I congratulate Senator Obama and Senator Biden on a remarkable achievement. I lived through the 50's and 60's and witnessed the injustices and saw the struggle that people went through to achieve the basic rights that were theirs. I grew up in upstate NY and mostly witnessed these things on TV. However, when I was a Junior in High School in 1961, I went on a trip to Mississippi. One night at dark, before we got to Mississippi, we drove past a KKK rally with a huge burning cross in the field and many people in white, hooded robes standing around and walking down the highway toward the rally and I was appalled. I saw state troopers directing traffic and I was appalled. Then later I saw a gas station restroom with a sign that said, "WHITES ONLY." I was appalled (and the room was filthy and this white boy didn't want to use it anyway). Then, in a village park was a water fountain and it had a sign that said, "WHITES ONLY" and I was appalled.

When I was in college, James Meredith came and spoke to us. A few years earlier he fought to attend the University of Mississippi. He finally won a lawsuit that allowed him to attend, but over the course of several days when he tried to attend, the governor of Mississippi blocked his way. Finally at the end of September 1962, a force of U.S. Marshals went with him to guard him. That evening white students began rioting and firing on the marshals guarding him. Two bystanders were killed, 28 marshals suffered gunshot wounds, and 160 other marshals were injured. President Kennedy sent in regular Army troops and James was able to begin attending classes.

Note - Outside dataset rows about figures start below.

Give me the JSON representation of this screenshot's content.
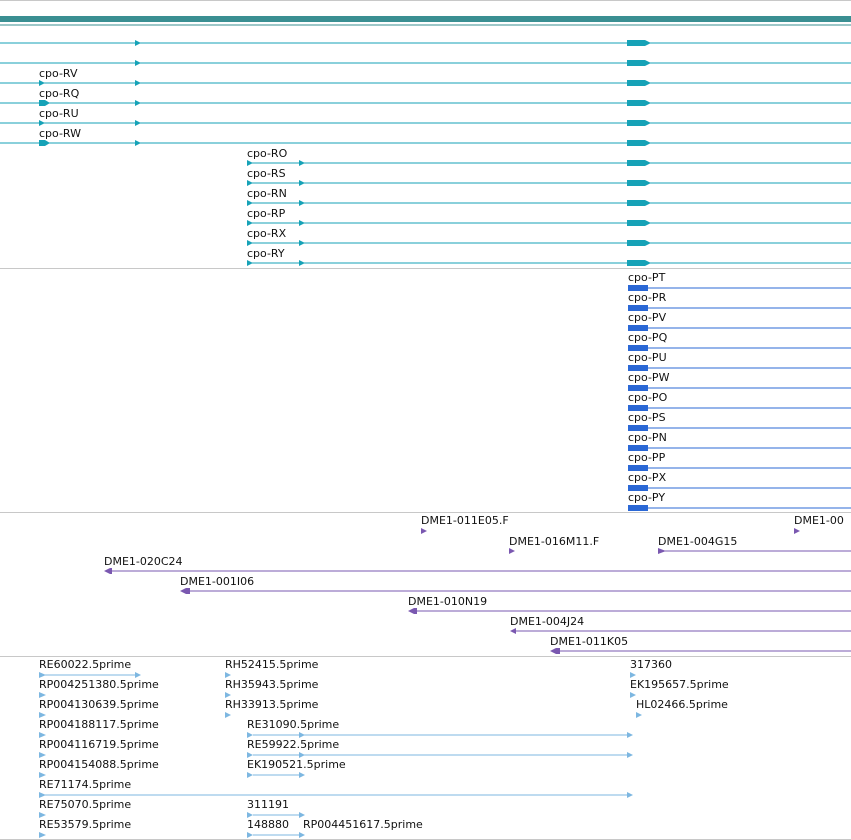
{
  "colors": {
    "gene_bar": "#3a8f92",
    "transcript": "#16a2b7",
    "protein": "#2b68d6",
    "clone": "#7a58b0",
    "est": "#7db7e1",
    "divider": "#c8c8c8"
  },
  "transcripts": [
    {
      "label": ""
    },
    {
      "label": ""
    },
    {
      "label": "cpo-RV"
    },
    {
      "label": "cpo-RQ"
    },
    {
      "label": "cpo-RU"
    },
    {
      "label": "cpo-RW"
    },
    {
      "label": "cpo-RO"
    },
    {
      "label": "cpo-RS"
    },
    {
      "label": "cpo-RN"
    },
    {
      "label": "cpo-RP"
    },
    {
      "label": "cpo-RX"
    },
    {
      "label": "cpo-RY"
    }
  ],
  "proteins": [
    {
      "label": "cpo-PT"
    },
    {
      "label": "cpo-PR"
    },
    {
      "label": "cpo-PV"
    },
    {
      "label": "cpo-PQ"
    },
    {
      "label": "cpo-PU"
    },
    {
      "label": "cpo-PW"
    },
    {
      "label": "cpo-PO"
    },
    {
      "label": "cpo-PS"
    },
    {
      "label": "cpo-PN"
    },
    {
      "label": "cpo-PP"
    },
    {
      "label": "cpo-PX"
    },
    {
      "label": "cpo-PY"
    }
  ],
  "clones": [
    {
      "label": "DME1-011E05.F"
    },
    {
      "label": "DME1-00"
    },
    {
      "label": "DME1-016M11.F"
    },
    {
      "label": "DME1-004G15"
    },
    {
      "label": "DME1-020C24"
    },
    {
      "label": "DME1-001I06"
    },
    {
      "label": "DME1-010N19"
    },
    {
      "label": "DME1-004J24"
    },
    {
      "label": "DME1-011K05"
    }
  ],
  "ests": [
    {
      "label": "RE60022.5prime"
    },
    {
      "label": "RP004251380.5prime"
    },
    {
      "label": "RP004130639.5prime"
    },
    {
      "label": "RP004188117.5prime"
    },
    {
      "label": "RP004116719.5prime"
    },
    {
      "label": "RP004154088.5prime"
    },
    {
      "label": "RE71174.5prime"
    },
    {
      "label": "RE75070.5prime"
    },
    {
      "label": "RE53579.5prime"
    },
    {
      "label": "RH52415.5prime"
    },
    {
      "label": "RH35943.5prime"
    },
    {
      "label": "RH33913.5prime"
    },
    {
      "label": "RE31090.5prime"
    },
    {
      "label": "RE59922.5prime"
    },
    {
      "label": "EK190521.5prime"
    },
    {
      "label": "311191"
    },
    {
      "label": "148880"
    },
    {
      "label": "RP004451617.5prime"
    },
    {
      "label": "317360"
    },
    {
      "label": "EK195657.5prime"
    },
    {
      "label": "HL02466.5prime"
    }
  ]
}
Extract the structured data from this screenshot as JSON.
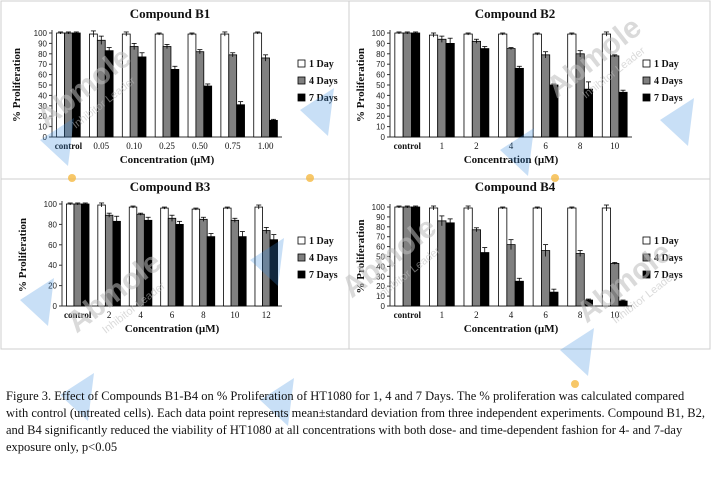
{
  "figure": {
    "caption": "Figure 3. Effect of Compounds B1-B4 on % Proliferation of HT1080 for 1, 4 and 7 Days. The % proliferation was calculated compared with control (untreated cells). Each data point represents mean±standard deviation from three independent experiments. Compound B1, B2, and B4 significantly reduced the viability of HT1080 at all concentrations with both dose- and time-dependent fashion for 4- and 7-day exposure only, p<0.05"
  },
  "watermark": {
    "brand": "Abmole",
    "tagline": "Inhibitor Leader"
  },
  "colors": {
    "day1": "#ffffff",
    "day4": "#808080",
    "day7": "#000000",
    "axis": "#333333"
  },
  "chart_data": [
    {
      "type": "bar",
      "title": "Compound B1",
      "xlabel": "Concentration (µM)",
      "ylabel": "% Proliferation",
      "ylim": [
        0,
        100
      ],
      "yticks": [
        "0",
        "10",
        "20",
        "30",
        "40",
        "50",
        "60",
        "70",
        "80",
        "90",
        "100"
      ],
      "legend_position": "right",
      "categories": [
        "control",
        "0.05",
        "0.10",
        "0.25",
        "0.50",
        "0.75",
        "1.00"
      ],
      "series": [
        {
          "name": "1 Day",
          "values": [
            100,
            99,
            99,
            99,
            99,
            99,
            100
          ],
          "errors": [
            1,
            3,
            2,
            1,
            1,
            2,
            1
          ]
        },
        {
          "name": "4 Days",
          "values": [
            100,
            93,
            87,
            87,
            82,
            79,
            76
          ],
          "errors": [
            1,
            4,
            3,
            2,
            2,
            2,
            3
          ]
        },
        {
          "name": "7 Days",
          "values": [
            100,
            83,
            77,
            65,
            49,
            31,
            16
          ],
          "errors": [
            1,
            3,
            4,
            3,
            2,
            3,
            1
          ]
        }
      ]
    },
    {
      "type": "bar",
      "title": "Compound B2",
      "xlabel": "Concentration (µM)",
      "ylabel": "% Proliferation",
      "ylim": [
        0,
        100
      ],
      "yticks": [
        "0",
        "10",
        "20",
        "30",
        "40",
        "50",
        "60",
        "70",
        "80",
        "90",
        "100"
      ],
      "legend_position": "right",
      "categories": [
        "control",
        "1",
        "2",
        "4",
        "6",
        "8",
        "10"
      ],
      "series": [
        {
          "name": "1 Day",
          "values": [
            100,
            98,
            99,
            99,
            99,
            99,
            99
          ],
          "errors": [
            1,
            2,
            1,
            1,
            1,
            1,
            2
          ]
        },
        {
          "name": "4 Days",
          "values": [
            100,
            94,
            92,
            85,
            79,
            80,
            78
          ],
          "errors": [
            1,
            3,
            2,
            1,
            3,
            3,
            1
          ]
        },
        {
          "name": "7 Days",
          "values": [
            100,
            90,
            85,
            66,
            50,
            46,
            43
          ],
          "errors": [
            1,
            5,
            2,
            2,
            1,
            7,
            2
          ]
        }
      ]
    },
    {
      "type": "bar",
      "title": "Compound B3",
      "xlabel": "Concentration (µM)",
      "ylabel": "% Proliferation",
      "ylim": [
        0,
        100
      ],
      "yticks": [
        "0",
        "20",
        "40",
        "60",
        "80",
        "100"
      ],
      "legend_position": "right",
      "categories": [
        "control",
        "2",
        "4",
        "6",
        "8",
        "10",
        "12"
      ],
      "series": [
        {
          "name": "1 Day",
          "values": [
            100,
            99,
            97,
            96,
            95,
            96,
            97
          ],
          "errors": [
            1,
            2,
            1,
            1,
            1,
            1,
            2
          ]
        },
        {
          "name": "4 Days",
          "values": [
            100,
            89,
            90,
            86,
            85,
            84,
            74
          ],
          "errors": [
            1,
            2,
            1,
            3,
            2,
            2,
            3
          ]
        },
        {
          "name": "7 Days",
          "values": [
            100,
            83,
            84,
            80,
            68,
            68,
            65
          ],
          "errors": [
            1,
            5,
            3,
            3,
            3,
            5,
            5
          ]
        }
      ]
    },
    {
      "type": "bar",
      "title": "Compound B4",
      "xlabel": "Concentration (µM)",
      "ylabel": "% Proliferation",
      "ylim": [
        0,
        100
      ],
      "yticks": [
        "0",
        "10",
        "20",
        "30",
        "40",
        "50",
        "60",
        "70",
        "80",
        "90",
        "100"
      ],
      "legend_position": "right",
      "categories": [
        "control",
        "1",
        "2",
        "4",
        "6",
        "8",
        "10"
      ],
      "series": [
        {
          "name": "1 Day",
          "values": [
            100,
            99,
            99,
            99,
            99,
            99,
            99
          ],
          "errors": [
            1,
            2,
            2,
            1,
            1,
            1,
            3
          ]
        },
        {
          "name": "4 Days",
          "values": [
            100,
            86,
            77,
            62,
            56,
            53,
            43
          ],
          "errors": [
            1,
            5,
            2,
            5,
            6,
            3,
            1
          ]
        },
        {
          "name": "7 Days",
          "values": [
            100,
            84,
            54,
            25,
            14,
            6,
            5
          ],
          "errors": [
            1,
            4,
            5,
            3,
            3,
            1,
            1
          ]
        }
      ]
    }
  ]
}
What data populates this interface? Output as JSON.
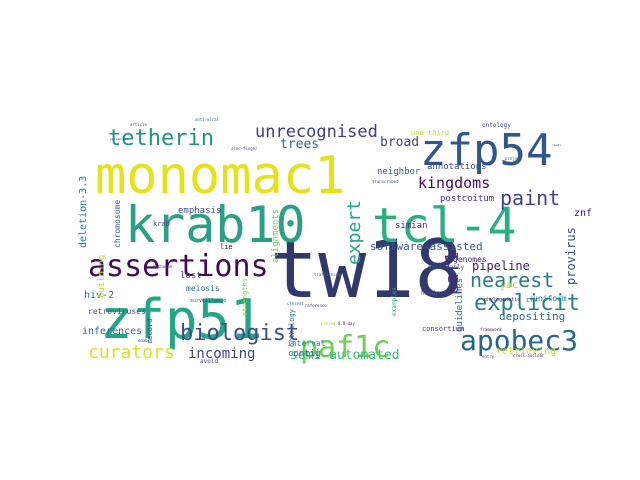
{
  "wordcloud": {
    "words": [
      {
        "text": "tw18",
        "color": "#31386b"
      },
      {
        "text": "monomac1",
        "color": "#e4e31a"
      },
      {
        "text": "krab10",
        "color": "#2aa183"
      },
      {
        "text": "zfp51",
        "color": "#22a785"
      },
      {
        "text": "zfp54",
        "color": "#2f578c"
      },
      {
        "text": "tcl-4",
        "color": "#2ab07f"
      },
      {
        "text": "assertions",
        "color": "#440a58"
      },
      {
        "text": "apobec3",
        "color": "#24678d"
      },
      {
        "text": "paf1c",
        "color": "#70ce56"
      },
      {
        "text": "tetherin",
        "color": "#1f9489"
      },
      {
        "text": "biologist",
        "color": "#3a4c8a"
      },
      {
        "text": "unrecognised",
        "color": "#3b3f84"
      },
      {
        "text": "explicit",
        "color": "#27808e"
      },
      {
        "text": "curators",
        "color": "#dce21d"
      },
      {
        "text": "paint",
        "color": "#414287"
      },
      {
        "text": "kingdoms",
        "color": "#46085c"
      },
      {
        "text": "nearest",
        "color": "#2b7a8d"
      },
      {
        "text": "expert",
        "color": "#20a486"
      },
      {
        "text": "paf1",
        "color": "#472b7a"
      },
      {
        "text": "incoming",
        "color": "#3f4788"
      },
      {
        "text": "semi-automated",
        "color": "#3bbb75"
      },
      {
        "text": "broad",
        "color": "#3e4a89"
      },
      {
        "text": "trees",
        "color": "#2f6c8e"
      },
      {
        "text": "software-assisted",
        "color": "#38588c"
      },
      {
        "text": "pipeline",
        "color": "#481769"
      },
      {
        "text": "provirus",
        "color": "#3c4f8a"
      },
      {
        "text": "depositing",
        "color": "#2c718e"
      },
      {
        "text": "deletion-3.3",
        "color": "#287d8e"
      },
      {
        "text": "yac",
        "color": "#a2da37"
      },
      {
        "text": "znf",
        "color": "#481467"
      },
      {
        "text": "hiv-2",
        "color": "#2b748e"
      },
      {
        "text": "retrieving",
        "color": "#d5e21a"
      },
      {
        "text": "inferences",
        "color": "#31668e"
      },
      {
        "text": "neighbor",
        "color": "#33638d"
      },
      {
        "text": "annotations",
        "color": "#3d4e8a"
      },
      {
        "text": "postcoitum",
        "color": "#46337f"
      },
      {
        "text": "simian",
        "color": "#472d7b"
      },
      {
        "text": "chromosome",
        "color": "#35608d"
      },
      {
        "text": "building",
        "color": "#c2df23"
      },
      {
        "text": "emphasis",
        "color": "#3e4c8a"
      },
      {
        "text": "guidelines",
        "color": "#2e6f8e"
      },
      {
        "text": "genomes",
        "color": "#482576"
      },
      {
        "text": "uniform",
        "color": "#26818e"
      },
      {
        "text": "contig",
        "color": "#32658e"
      },
      {
        "text": "lost",
        "color": "#433e85"
      },
      {
        "text": "retroviruses",
        "color": "#3c508b"
      },
      {
        "text": "alignments",
        "color": "#6ccd5a"
      },
      {
        "text": "one-third",
        "color": "#bddf26"
      },
      {
        "text": "ontology",
        "color": "#3f4889"
      },
      {
        "text": "consortium",
        "color": "#443b84"
      },
      {
        "text": "interval",
        "color": "#21918c"
      },
      {
        "text": "strengths",
        "color": "#7fd34e"
      },
      {
        "text": "orthology",
        "color": "#2c728e"
      },
      {
        "text": "phylogenetic",
        "color": "#482173"
      },
      {
        "text": "surveillance",
        "color": "#3d4d8a"
      },
      {
        "text": "examples",
        "color": "#29af7f"
      },
      {
        "text": "hundreds",
        "color": "#404588"
      },
      {
        "text": "noticeably",
        "color": "#3a538b"
      },
      {
        "text": "chr",
        "color": "#3b518b"
      },
      {
        "text": "krab",
        "color": "#3e4989"
      },
      {
        "text": "meiosis",
        "color": "#2a788e"
      },
      {
        "text": "record",
        "color": "#3e4989"
      },
      {
        "text": "avoid",
        "color": "#404688"
      },
      {
        "text": "lie",
        "color": "#440154"
      },
      {
        "text": "zinc-finger",
        "color": "#3e4989"
      },
      {
        "text": "trafficking",
        "color": "#2a778e"
      },
      {
        "text": "reference",
        "color": "#472c7a"
      },
      {
        "text": "8.8 day",
        "color": "#482475"
      },
      {
        "text": "proved",
        "color": "#9bd93c"
      },
      {
        "text": "entry",
        "color": "#3e4a89"
      },
      {
        "text": "cross-nuclear",
        "color": "#482374"
      },
      {
        "text": "closest",
        "color": "#2d708e"
      },
      {
        "text": "transcribed",
        "color": "#3a548c"
      },
      {
        "text": "framework",
        "color": "#471063"
      },
      {
        "text": "article",
        "color": "#3f4788"
      },
      {
        "text": "anti-viral",
        "color": "#31688e"
      },
      {
        "text": "polymerase",
        "color": "#3d4e8a"
      },
      {
        "text": "project",
        "color": "#2a768e"
      },
      {
        "text": "pathogen",
        "color": "#482878"
      },
      {
        "text": "enable",
        "color": "#433d84"
      },
      {
        "text": "reads",
        "color": "#3f4889"
      }
    ]
  }
}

When he described his struggles to attend college classes with tears rolling down his cheeks, I was ashamed because I realized I didn't want to attend some classes because they were too early in the morning and I wanted to sleep in.

Over the years I have heard the racist comments from friends and sometimes family, including on occasion from my own dad that shocked me. And now we have elected our first black President! Watching the race riots on television in the 60's, I never would have thought this could happen in my lifetime. We have come a long way.

Now, I hope that race will NEVER be an issue in the future and we will only look at the candidate's qualifications and his or her stand on the issues. Have we settled this issue for ever? Perhaps not, but we have come a long way! 2008 has proven than any child born in the USA can grow up to be President and our democratic process still works.

Romans 13:1-7 says:
1 Everyone must submit himself to the governing authorities, for there is no authority except that which God has established. The authorities that exist have been established by God. 2 Consequently, he who rebels against the authority is rebelling against what God has instituted, and those who do so will bring judgment on themselves. 3 For rulers hold no terror for those who do right, but for those who do wrong. Do you want to be free from fear of the one in authority? Then do what is right and he will commend you. 4 For he is God's servant to do you good. But if you do wrong, be afraid, for he does not bear the sword for nothing. He is God's servant, an agent of wrath to bring punishment on the wrongdoer. 5 Therefore, it is necessary to submit to the authorities, not only because of possible punishment but also because of conscience. 6 This is also why you pay taxes, for the authorities are God's servants, who give their full time to governing. 7 Give everyone what you owe him: If you owe taxes, pay taxes; if revenue, then revenue; if respect, then respect; if honor, then honor.

Pray the authorities live up to and follow their God given responsibilities.